The remaining 5% of the rocket would be components such as wiring that don’t lend themselves to be printed.
To create the world’s largest 3D-printed object, Relativity first had to develop the world’s largest 3D printer. Dubbed Stargate, the printer is now on its fourth iteration, with the largest 4th Generation model coming online late last year. Rather than printing vertically like other 3D printers, the latest Relativity machine prints horizontally.
The older models already printed faster than the industry standard, but the 4th Generation prints 7 to 12 times faster, the company has stated. Fewer components and faster production timelines should lead to cheaper launches in the future, according to the company.
Relativity Space was founded in 2015 by Tim Ellis and Jordan Noone in Los Angeles. During a pre-recorded video, Ellis recalled the duo brainstorming their space company concept on the back of a Starbucks receipt.

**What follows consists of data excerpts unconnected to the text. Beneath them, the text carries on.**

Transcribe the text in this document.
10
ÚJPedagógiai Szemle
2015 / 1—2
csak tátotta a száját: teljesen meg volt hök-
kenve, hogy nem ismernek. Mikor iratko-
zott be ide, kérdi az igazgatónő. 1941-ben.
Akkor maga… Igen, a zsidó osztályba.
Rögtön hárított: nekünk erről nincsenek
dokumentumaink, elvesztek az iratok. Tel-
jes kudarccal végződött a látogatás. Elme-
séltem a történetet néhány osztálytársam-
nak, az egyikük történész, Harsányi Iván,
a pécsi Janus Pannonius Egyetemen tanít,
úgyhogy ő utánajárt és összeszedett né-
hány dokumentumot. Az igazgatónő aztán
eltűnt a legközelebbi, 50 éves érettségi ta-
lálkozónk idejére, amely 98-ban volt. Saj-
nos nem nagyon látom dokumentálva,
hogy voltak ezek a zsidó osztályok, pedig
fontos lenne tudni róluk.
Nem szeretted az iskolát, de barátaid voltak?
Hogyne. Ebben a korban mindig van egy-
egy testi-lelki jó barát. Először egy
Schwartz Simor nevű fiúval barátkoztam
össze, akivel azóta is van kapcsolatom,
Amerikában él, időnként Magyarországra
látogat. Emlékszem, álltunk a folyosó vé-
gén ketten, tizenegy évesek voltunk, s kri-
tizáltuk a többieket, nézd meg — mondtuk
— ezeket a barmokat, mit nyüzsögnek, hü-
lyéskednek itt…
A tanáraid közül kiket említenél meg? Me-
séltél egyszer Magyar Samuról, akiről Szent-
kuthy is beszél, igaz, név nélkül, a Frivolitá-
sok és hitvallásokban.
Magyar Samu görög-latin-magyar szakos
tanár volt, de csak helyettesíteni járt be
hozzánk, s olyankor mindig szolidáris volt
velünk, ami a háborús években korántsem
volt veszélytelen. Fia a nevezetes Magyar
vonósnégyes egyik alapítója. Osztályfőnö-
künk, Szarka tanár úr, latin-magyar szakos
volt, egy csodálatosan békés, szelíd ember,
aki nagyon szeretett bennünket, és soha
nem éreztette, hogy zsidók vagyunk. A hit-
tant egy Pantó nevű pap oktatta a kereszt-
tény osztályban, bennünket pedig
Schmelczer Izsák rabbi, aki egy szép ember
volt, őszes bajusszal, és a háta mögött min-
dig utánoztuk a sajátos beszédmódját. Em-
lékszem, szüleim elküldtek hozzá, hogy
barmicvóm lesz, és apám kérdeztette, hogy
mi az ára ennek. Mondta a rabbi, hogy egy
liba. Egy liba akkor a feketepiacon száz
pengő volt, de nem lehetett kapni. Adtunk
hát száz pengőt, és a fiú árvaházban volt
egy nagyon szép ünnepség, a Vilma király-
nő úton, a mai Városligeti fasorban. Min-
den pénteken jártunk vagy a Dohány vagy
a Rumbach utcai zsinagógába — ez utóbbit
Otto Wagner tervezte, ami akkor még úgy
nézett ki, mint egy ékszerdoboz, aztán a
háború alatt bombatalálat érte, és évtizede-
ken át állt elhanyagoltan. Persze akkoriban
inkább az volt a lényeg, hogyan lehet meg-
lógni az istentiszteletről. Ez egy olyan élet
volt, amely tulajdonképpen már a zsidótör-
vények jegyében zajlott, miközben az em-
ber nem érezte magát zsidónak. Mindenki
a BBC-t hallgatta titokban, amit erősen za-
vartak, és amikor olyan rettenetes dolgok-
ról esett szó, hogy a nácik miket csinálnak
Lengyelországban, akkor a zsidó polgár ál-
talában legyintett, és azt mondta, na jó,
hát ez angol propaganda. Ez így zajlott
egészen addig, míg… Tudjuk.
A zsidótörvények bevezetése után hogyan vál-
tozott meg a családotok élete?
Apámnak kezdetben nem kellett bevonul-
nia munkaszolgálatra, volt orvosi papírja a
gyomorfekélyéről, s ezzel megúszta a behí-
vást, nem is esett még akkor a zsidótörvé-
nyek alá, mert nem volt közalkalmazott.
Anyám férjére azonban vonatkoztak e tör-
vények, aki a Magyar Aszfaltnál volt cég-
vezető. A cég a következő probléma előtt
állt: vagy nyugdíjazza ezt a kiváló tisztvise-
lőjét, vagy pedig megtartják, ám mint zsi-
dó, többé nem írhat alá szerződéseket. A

“3D printing is the future,” Ellis said. “I really feel so lucky that we live in a special time where we actually have the tools, the momentum and the ability as a company and as an industry leading humanity’s future in space.”
Before the rockets, the team had to revolutionize 3D printing, he noted.
“Some of the early prints look like piles of metal, so we really had to refine the technology,” Ellis said. “Those early days were a lot of hard-won battles.”
The firm joined Long Beach’s burgeoning space economy in the summer of 2020, taking up residence in a newly constructed 120,000-square-foot building in the Pacific Edge industrial park at East Burnett Street and Redondo Avenue.
One year later, however, to accommodate its growth strategy, the company signed a 16.5-year lease for the former Boeing C-17 Globemaster III assembly facility, a sprawling 93-acre site that includes a 1.1 million-square-foot hangar. The buildout of the new company headquarters is ongoing, but portions of the space are already occupied by employees and equipment.
Relativity retained its Pacific Edge facility in addition to its new headquarters.
Since moving to Long Beach, the company has grown from around 100 employees to over 1,000. The company has plans to continue growing to 1,100 employees and invest nearly $320 million by the end of the 2025 tax year..
With Wednesday’s mission under its belt, the company can move additional Terran 1 missions as well as the first launch of its Terran R rocket, expected some time next year. Relativity announced the Terran R, a larger 216-foot-long, 16-foot-wide rocket, in the summer of 2021.
Terran R is comparable to SpaceX’s Falcon 9, which is the most widely utilized commercial launch vehicle on the market. Like the Falcon 9, the Terran R is designed to be reusable and is expected to be capable of carrying over 44,000 pounds to low-Earth orbit. Unlike the SpaceX craft, however, the Terran R will be 3D printed like the Terran 1, which, in theory, will eventually make it a cheaper option, according to the company.
Today, the private venture-backed company has raised over $1.3 billion in capital. Despite this being only its first launch, Relativity already has dozens of contracts with the likes of NASA, the Defense Innovation Unit, OneWeb and Iridium worth more than $1.65 billion.